Some of the earliest Reconstruction efforts began while the Civil War was still going on. As Union forces conquered Southern territory, they occupied several cities and eventually entire states. President Abraham Lincoln started to implement his own Reconstruction policies in these occupied areas.
Lincoln wanted to restore the Union quickly, so he was willing to be fairly lenient in dealing with the Confederate states. In December 1863, he announced his Ten Percent Plan for readmitting states to the Union. Whenever 10 percent of the citizens of a Southern state declared their loyalty to the Union, that state would be allowed to form a new civilian government. This was the first step toward rejoining the United States. Lincoln was also willing to pardon, or officially forgive, all but the highest Confederate leaders, meaning that they would not be prosecuted (brought to trial) for treason or other crimes committed during the war.
Some Northerners felt that Lincoln's plan was too easy on the Confederates. They worried that the safety of the country would be in jeopardy under his plan, because states could conceivably rejoin the Union even when 90 percent of their citizens still supported the Confederacy. They also worried about the safety of former slaves and Union supporters in Southern states. If the Confederate leaders were not punished, they could soon return to power and cause problems for blacks and Unionists.

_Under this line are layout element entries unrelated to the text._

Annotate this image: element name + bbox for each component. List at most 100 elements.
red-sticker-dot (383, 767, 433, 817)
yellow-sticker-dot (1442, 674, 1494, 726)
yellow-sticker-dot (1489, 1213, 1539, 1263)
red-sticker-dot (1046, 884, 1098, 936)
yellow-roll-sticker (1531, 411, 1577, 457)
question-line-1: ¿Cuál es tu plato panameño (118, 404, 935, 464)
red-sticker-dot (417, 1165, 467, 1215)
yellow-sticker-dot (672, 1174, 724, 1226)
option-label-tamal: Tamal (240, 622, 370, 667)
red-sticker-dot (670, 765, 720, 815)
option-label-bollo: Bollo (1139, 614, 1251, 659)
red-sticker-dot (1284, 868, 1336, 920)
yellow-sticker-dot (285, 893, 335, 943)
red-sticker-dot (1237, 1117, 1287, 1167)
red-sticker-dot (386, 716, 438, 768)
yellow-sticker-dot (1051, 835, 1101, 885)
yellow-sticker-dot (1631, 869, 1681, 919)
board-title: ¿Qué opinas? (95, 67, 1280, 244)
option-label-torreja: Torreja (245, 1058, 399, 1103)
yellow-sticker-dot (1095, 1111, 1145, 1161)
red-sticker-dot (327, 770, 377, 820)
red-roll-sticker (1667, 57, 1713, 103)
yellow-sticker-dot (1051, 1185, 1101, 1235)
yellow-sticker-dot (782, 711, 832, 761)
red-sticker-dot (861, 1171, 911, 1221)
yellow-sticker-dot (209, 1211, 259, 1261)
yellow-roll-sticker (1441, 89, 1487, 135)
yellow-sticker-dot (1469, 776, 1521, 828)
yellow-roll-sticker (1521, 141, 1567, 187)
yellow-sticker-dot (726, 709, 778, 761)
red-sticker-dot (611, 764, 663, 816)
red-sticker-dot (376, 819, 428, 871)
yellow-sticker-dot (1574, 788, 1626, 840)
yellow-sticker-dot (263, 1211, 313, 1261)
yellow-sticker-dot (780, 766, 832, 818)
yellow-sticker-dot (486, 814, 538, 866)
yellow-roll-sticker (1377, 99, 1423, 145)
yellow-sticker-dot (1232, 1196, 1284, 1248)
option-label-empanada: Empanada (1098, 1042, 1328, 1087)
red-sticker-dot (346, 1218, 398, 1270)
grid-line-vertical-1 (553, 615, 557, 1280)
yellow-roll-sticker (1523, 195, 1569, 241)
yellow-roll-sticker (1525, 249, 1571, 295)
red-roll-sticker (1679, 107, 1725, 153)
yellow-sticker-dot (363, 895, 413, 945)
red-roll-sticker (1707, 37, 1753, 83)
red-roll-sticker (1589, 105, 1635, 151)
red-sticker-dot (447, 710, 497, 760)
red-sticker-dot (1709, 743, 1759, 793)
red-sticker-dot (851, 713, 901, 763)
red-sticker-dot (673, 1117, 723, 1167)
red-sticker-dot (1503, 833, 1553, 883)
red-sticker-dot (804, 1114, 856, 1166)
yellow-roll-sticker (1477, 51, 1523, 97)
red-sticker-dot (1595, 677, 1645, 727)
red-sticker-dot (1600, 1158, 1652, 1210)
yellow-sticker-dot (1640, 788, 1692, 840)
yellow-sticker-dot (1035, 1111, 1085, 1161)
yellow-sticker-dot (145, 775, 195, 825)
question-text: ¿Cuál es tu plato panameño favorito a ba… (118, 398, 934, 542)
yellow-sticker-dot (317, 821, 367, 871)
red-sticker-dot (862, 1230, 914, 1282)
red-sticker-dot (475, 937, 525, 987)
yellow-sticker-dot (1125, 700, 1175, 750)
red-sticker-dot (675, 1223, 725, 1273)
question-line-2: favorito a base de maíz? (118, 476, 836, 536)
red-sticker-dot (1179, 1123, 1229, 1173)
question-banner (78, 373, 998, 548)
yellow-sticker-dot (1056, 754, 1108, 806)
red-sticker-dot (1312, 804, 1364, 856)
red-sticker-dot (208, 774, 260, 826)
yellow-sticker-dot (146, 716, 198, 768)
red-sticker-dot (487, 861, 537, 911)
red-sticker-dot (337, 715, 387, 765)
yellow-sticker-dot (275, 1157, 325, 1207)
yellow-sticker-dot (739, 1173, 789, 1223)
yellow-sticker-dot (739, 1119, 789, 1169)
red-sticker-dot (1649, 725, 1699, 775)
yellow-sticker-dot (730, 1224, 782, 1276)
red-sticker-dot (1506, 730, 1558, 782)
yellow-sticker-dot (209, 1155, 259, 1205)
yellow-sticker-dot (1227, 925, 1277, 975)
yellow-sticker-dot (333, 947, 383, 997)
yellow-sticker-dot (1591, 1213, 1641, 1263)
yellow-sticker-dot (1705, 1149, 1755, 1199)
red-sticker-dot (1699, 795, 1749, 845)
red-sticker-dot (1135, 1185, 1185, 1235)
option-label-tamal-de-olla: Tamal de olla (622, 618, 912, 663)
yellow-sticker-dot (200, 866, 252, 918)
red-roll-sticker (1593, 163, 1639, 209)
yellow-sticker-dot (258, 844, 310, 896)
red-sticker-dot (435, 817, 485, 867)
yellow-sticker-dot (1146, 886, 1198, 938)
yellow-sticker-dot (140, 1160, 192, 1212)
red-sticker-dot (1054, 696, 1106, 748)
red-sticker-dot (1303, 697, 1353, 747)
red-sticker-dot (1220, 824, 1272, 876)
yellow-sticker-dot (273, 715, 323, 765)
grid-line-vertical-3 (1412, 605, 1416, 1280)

The U.S. Congress responded to Lincoln's Ten Percent Plan by passing the Wade-Davis bill in July 1864. This bill required a majority of adult white males in any Southern state to take an oath to support the Constitution before that state could be readmitted to the Union. It also prohibited men who had willingly served the Confederacy from voting, and completely abolished slavery. Lincoln felt that the Wade-Davis bill was too strict and worried that it might prolong the war. He refused to sign it, and it never became law. But Lincoln was assassinated in April 1865, just a few days after the end of the war, so his Reconstruction policies were never implemented fully.